Slightly more than 20 percent of Bulgarian voters participated in Sunday's national referendum on building a new nuclear power plant in the country.
By Svetla Dimitrova for Southeast European Times in Sofia -- 29/01/13
About 22 percent of eligible Bulgarians voted in the referendum. [AFP]
The majority of participants in Bulgaria's first national referendum in its post-communist history voted in favour of the construction of a new nuclear power plant in the country. But with turnout in Sunday's (January 27th) standing at below the legal requirement for their decision to be binding, the issue goes back to parliament.
Preliminary exit poll results showed that close to 22 percent of registered voters, or about 1.5 million Bulgarian citizens, participated in the referendum. Of them, 61 percent approved the question: "Should nuclear energy be developed further in Bulgaria by building a new nuclear power plant?"
Under law, the number of participants needs to be equal to or higher than that recorded at the Balkan nation's last parliamentary elections, and at least 50 percent must vote in favour for the result of the plebiscite to be valid.
The point of reference in this case is the July 5th 2009 election, when 4.3 million, or 60 percent, of registered voters, went to the polls.
The law also provides that if the turnout is lower than that required minimum, but is above 20 percent of the registered voters, the question must go back to parliament to decide.

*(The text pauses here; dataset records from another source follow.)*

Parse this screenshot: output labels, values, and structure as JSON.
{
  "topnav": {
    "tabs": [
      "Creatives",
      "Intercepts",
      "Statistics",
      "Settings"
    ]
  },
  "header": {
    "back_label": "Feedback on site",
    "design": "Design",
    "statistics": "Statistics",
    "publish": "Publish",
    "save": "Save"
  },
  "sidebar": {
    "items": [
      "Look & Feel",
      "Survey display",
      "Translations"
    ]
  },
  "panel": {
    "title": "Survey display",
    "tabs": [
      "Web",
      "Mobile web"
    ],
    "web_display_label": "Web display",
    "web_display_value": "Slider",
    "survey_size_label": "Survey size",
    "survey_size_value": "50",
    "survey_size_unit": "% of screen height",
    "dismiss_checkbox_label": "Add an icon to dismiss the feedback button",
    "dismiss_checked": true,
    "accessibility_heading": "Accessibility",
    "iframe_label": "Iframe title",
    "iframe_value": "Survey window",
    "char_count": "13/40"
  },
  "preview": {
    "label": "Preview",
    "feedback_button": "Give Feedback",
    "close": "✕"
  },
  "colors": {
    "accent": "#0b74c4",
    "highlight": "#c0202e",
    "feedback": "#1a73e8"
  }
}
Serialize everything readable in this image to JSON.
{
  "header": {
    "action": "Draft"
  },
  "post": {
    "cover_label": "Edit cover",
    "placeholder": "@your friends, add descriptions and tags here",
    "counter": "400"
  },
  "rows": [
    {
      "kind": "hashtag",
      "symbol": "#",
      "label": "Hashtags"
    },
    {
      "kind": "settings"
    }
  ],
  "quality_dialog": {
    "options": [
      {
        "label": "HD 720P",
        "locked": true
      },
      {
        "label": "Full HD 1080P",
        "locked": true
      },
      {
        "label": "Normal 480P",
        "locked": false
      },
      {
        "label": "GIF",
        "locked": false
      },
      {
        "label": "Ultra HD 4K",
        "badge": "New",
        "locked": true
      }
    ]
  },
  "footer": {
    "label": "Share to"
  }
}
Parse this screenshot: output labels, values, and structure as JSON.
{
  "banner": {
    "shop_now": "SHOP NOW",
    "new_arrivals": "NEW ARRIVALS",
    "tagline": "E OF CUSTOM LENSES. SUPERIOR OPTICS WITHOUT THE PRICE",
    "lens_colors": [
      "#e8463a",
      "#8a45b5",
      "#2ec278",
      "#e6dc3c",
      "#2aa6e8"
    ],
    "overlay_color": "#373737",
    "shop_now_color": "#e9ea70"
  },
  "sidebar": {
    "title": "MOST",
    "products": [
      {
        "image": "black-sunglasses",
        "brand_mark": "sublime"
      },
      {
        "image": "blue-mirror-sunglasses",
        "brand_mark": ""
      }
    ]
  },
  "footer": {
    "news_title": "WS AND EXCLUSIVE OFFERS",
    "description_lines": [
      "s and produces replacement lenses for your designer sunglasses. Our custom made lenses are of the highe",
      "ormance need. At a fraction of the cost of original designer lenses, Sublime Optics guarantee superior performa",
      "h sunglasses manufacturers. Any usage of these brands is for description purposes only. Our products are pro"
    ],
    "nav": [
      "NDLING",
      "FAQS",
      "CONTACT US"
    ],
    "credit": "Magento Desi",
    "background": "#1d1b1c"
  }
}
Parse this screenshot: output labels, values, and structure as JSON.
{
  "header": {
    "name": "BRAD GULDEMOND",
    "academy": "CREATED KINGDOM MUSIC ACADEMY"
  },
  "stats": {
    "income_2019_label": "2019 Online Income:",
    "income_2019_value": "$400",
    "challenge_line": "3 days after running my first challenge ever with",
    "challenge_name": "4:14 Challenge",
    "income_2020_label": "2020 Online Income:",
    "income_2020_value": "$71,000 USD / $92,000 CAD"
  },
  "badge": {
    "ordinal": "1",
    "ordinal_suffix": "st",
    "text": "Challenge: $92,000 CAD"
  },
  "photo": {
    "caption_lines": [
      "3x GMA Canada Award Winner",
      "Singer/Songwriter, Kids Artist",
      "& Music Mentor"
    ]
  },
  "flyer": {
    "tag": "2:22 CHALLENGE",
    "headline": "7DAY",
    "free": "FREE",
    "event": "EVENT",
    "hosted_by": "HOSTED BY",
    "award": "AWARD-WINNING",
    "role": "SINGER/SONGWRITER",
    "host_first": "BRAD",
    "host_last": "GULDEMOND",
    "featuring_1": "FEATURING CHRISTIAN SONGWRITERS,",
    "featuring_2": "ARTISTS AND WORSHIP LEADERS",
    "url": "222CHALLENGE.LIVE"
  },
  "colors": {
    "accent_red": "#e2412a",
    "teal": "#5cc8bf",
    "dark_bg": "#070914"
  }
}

The plebiscite was initiated by the main opposition Bulgarian Socialist Party (BSP) after the government abandoned the country's long-running plans to build a 2,000 MW nuclear facility at Belene on the Danube River, 100 kilometres east of the existing Kozloduy nuclear power plant.
Prime Minister Boyko Borisov's ruling centre-right GERB party decided to quit the project in March 2012, citing the lack of serious strategic foreign investors drawn to the costly venture.

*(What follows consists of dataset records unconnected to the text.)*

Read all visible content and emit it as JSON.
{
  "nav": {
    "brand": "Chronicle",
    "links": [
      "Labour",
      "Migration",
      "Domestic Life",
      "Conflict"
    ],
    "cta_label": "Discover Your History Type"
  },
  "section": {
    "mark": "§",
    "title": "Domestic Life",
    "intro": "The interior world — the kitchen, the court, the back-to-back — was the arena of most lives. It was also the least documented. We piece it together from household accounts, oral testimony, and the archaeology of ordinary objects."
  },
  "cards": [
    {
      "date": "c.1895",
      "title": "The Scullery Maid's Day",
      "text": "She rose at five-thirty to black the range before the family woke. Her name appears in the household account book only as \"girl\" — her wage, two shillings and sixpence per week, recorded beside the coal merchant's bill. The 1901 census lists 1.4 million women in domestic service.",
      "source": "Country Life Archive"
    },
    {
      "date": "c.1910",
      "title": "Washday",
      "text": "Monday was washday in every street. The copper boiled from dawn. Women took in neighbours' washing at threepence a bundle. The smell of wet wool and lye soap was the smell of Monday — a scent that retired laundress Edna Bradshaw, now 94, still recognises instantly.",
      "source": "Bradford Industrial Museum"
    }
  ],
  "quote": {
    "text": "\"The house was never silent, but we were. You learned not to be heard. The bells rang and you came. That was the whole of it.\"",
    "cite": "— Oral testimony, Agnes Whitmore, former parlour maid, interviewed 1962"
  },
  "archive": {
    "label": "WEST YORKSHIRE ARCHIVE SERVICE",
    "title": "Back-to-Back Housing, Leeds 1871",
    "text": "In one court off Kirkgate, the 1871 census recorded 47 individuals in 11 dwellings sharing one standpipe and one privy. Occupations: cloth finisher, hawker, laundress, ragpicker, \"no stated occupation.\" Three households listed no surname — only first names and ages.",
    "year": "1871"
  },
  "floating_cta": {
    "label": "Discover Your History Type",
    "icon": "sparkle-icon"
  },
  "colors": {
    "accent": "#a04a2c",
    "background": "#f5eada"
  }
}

The controversial project was proposed in the early 1980s, and was frozen about a decade later. The plan was then revived by former Prime Minister Simeon Saxe Coburg's government (2001-2005). In late 2006, Bulgaria's previous BSP-led coalition government contracted Russian company Rosatom's subsidiary Atomstroyexport to build the Belene plant. But Sofia and Rosatom failed to reach a final accord on the project after disagreeing on cost.

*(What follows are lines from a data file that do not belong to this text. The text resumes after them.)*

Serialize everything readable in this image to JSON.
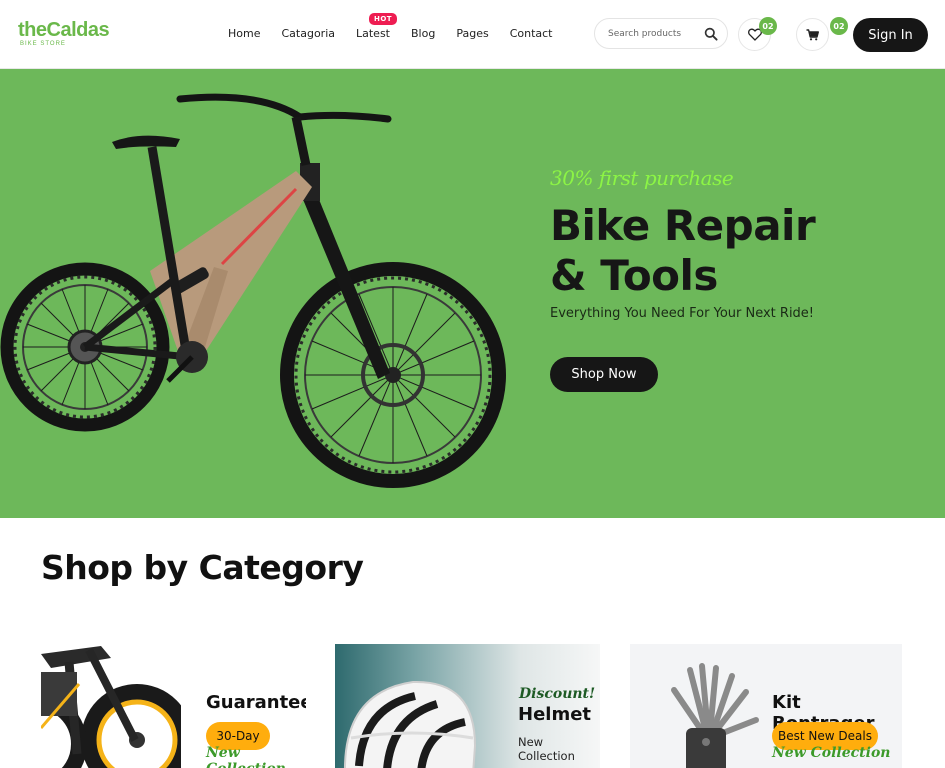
{
  "brand": {
    "name": "theCaldas",
    "tagline": "BIKE STORE",
    "accent_color": "#6ab84a"
  },
  "nav": {
    "items": [
      "Home",
      "Catagoria",
      "Latest",
      "Blog",
      "Pages",
      "Contact"
    ],
    "hot_badge": "HOT"
  },
  "search": {
    "placeholder": "Search products",
    "icon": "search-icon"
  },
  "wishlist": {
    "icon": "heart-icon",
    "count": "02"
  },
  "cart": {
    "icon": "cart-icon",
    "count": "02"
  },
  "signin_label": "Sign In",
  "hero": {
    "promo": "30% first purchase",
    "title_line1": "Bike Repair",
    "title_line2": "& Tools",
    "subtitle": "Everything You Need For Your Next Ride!",
    "cta": "Shop Now",
    "background_color": "#6db85a"
  },
  "category": {
    "title": "Shop by Category",
    "cards": [
      {
        "name": "Guarantee",
        "pill": "30-Day",
        "script": "New Collection"
      },
      {
        "name": "Helmet",
        "script": "Discount!",
        "note": "New Collection"
      },
      {
        "name": "Kit Bontrager",
        "pill": "Best New Deals",
        "script": "New Collection"
      }
    ],
    "pill_color": "#ffad0d"
  }
}
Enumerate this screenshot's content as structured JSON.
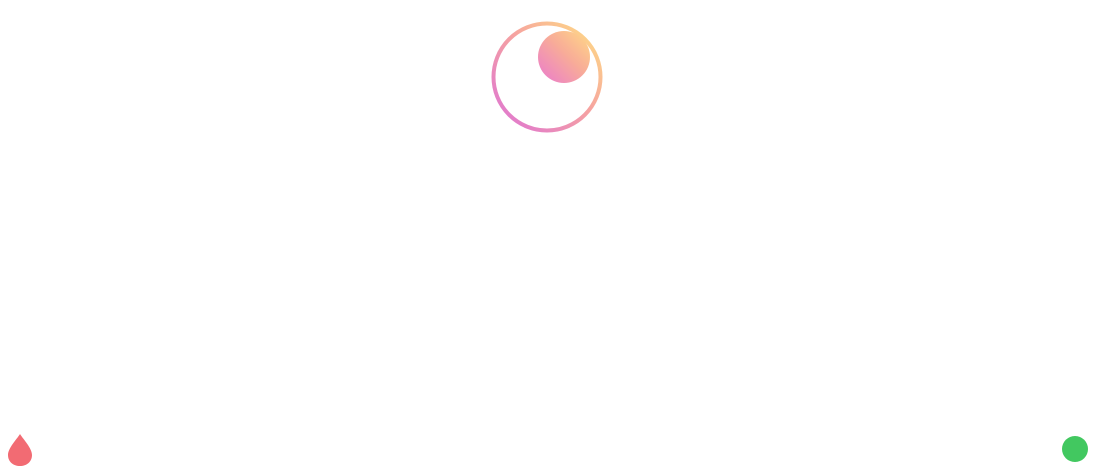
{
  "logo": {
    "icon": "gradient-ring-with-orb",
    "gradient_start": "#e37ccc",
    "gradient_end": "#ffd98a",
    "orb_start": "#ef86c4",
    "orb_end": "#ffd585"
  },
  "indicators": {
    "drop": {
      "icon": "droplet-icon",
      "color": "#f26b73"
    },
    "status": {
      "icon": "status-dot-icon",
      "color": "#42c860"
    }
  }
}
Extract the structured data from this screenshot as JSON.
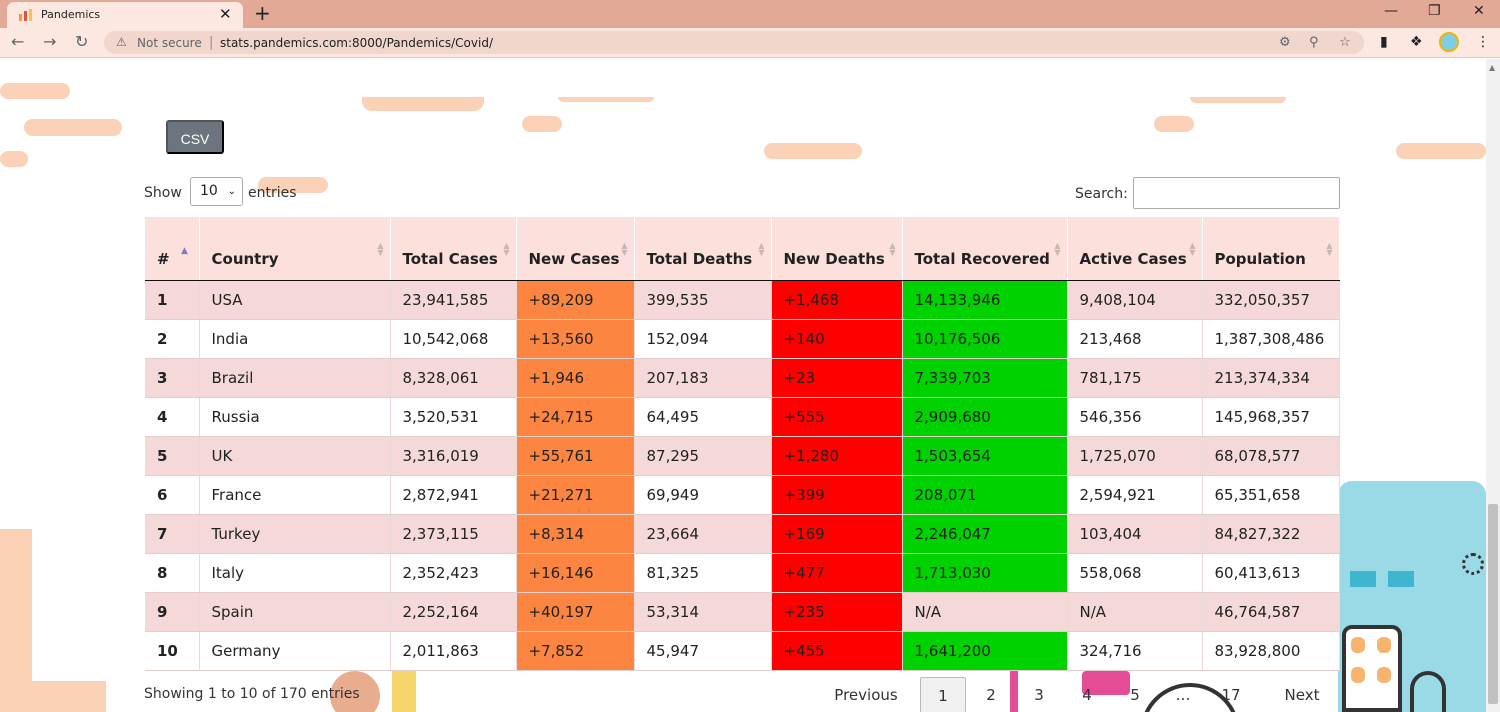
{
  "browser": {
    "tab_title": "Pandemics",
    "tab_close": "✕",
    "new_tab": "+",
    "not_secure": "Not secure",
    "url": "stats.pandemics.com:8000/Pandemics/Covid/",
    "profile_color": "#7fcde6"
  },
  "controls": {
    "csv_label": "CSV",
    "show_label": "Show",
    "entries_value": "10",
    "entries_label": "entries",
    "search_label": "Search:",
    "search_value": ""
  },
  "table": {
    "columns": [
      "#",
      "Country",
      "Total Cases",
      "New Cases",
      "Total Deaths",
      "New Deaths",
      "Total Recovered",
      "Active Cases",
      "Population"
    ],
    "rows": [
      [
        "1",
        "USA",
        "23,941,585",
        "+89,209",
        "399,535",
        "+1,468",
        "14,133,946",
        "9,408,104",
        "332,050,357"
      ],
      [
        "2",
        "India",
        "10,542,068",
        "+13,560",
        "152,094",
        "+140",
        "10,176,506",
        "213,468",
        "1,387,308,486"
      ],
      [
        "3",
        "Brazil",
        "8,328,061",
        "+1,946",
        "207,183",
        "+23",
        "7,339,703",
        "781,175",
        "213,374,334"
      ],
      [
        "4",
        "Russia",
        "3,520,531",
        "+24,715",
        "64,495",
        "+555",
        "2,909,680",
        "546,356",
        "145,968,357"
      ],
      [
        "5",
        "UK",
        "3,316,019",
        "+55,761",
        "87,295",
        "+1,280",
        "1,503,654",
        "1,725,070",
        "68,078,577"
      ],
      [
        "6",
        "France",
        "2,872,941",
        "+21,271",
        "69,949",
        "+399",
        "208,071",
        "2,594,921",
        "65,351,658"
      ],
      [
        "7",
        "Turkey",
        "2,373,115",
        "+8,314",
        "23,664",
        "+169",
        "2,246,047",
        "103,404",
        "84,827,322"
      ],
      [
        "8",
        "Italy",
        "2,352,423",
        "+16,146",
        "81,325",
        "+477",
        "1,713,030",
        "558,068",
        "60,413,613"
      ],
      [
        "9",
        "Spain",
        "2,252,164",
        "+40,197",
        "53,314",
        "+235",
        "N/A",
        "N/A",
        "46,764,587"
      ],
      [
        "10",
        "Germany",
        "2,011,863",
        "+7,852",
        "45,947",
        "+455",
        "1,641,200",
        "324,716",
        "83,928,800"
      ]
    ],
    "colors": {
      "new_cases": "#fb8541",
      "new_deaths": "#ff0000",
      "recovered": "#00d200",
      "odd_row": "#f5d9d8",
      "header": "#fbe0dc"
    }
  },
  "footer": {
    "info": "Showing 1 to 10 of 170 entries",
    "previous": "Previous",
    "pages": [
      "1",
      "2",
      "3",
      "4",
      "5",
      "…",
      "17"
    ],
    "active_page": "1",
    "next": "Next"
  }
}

Meanwhile, more than 1 billion euros has been spent on the project.
According to financial consultants, more than 10 billion euros will be needed to build the Belene plant, which Bulgaria cannot afford at a time of crisis, the government said.
BSP leader Sergey Stanishev, whose party maintains that the project would cost less than 6 billion euros, reiterated on Sunday that Russia is ready to provide the needed funding. The outcome of the referendum, he said, represented "an unconditional personal defeat and a personal no-confidence vote in [Prime Minister Boyko] Borisov," who urged GERB's supporters earlier this month to reject the referendum.
Borisov said that the plebiscite, which cost taxpayers about 7 million euros, proved pointless, noting that the money could have been put to a better use.
President Rosen Plevneliev, however, said that what mattered was that 23 years after the end of communism in the country, Bulgarians were finally given an opportunity to participate directly in the decision-making process.
"Irrespective of how many people will go out to vote and what the outcome will be, the referendum is a big success for democracy in Bulgaria," he said.
The Belene project stirred passions in neighboring Romania too, especially among environmentalists who warned that the plant would be located at the crossroads of three seismically active centres.
"As a nuclear energy producing country, Romania believes each country has the right to decide on the use of this resource, by observing at the same time both European and international nuclear safety and security standards and the environment protection requirements, according to the applicable international laws," the Romanian foreign ministry said in a statement released to SETimes.
Romania will closely watch the project in terms of ensuring its territory is not affected and international norms concerning the evaluation of the trans-border environmental impact of the project are observed, it added.
SETimes correspondent Paul Ciocoiu in Bucharest contributed to this report.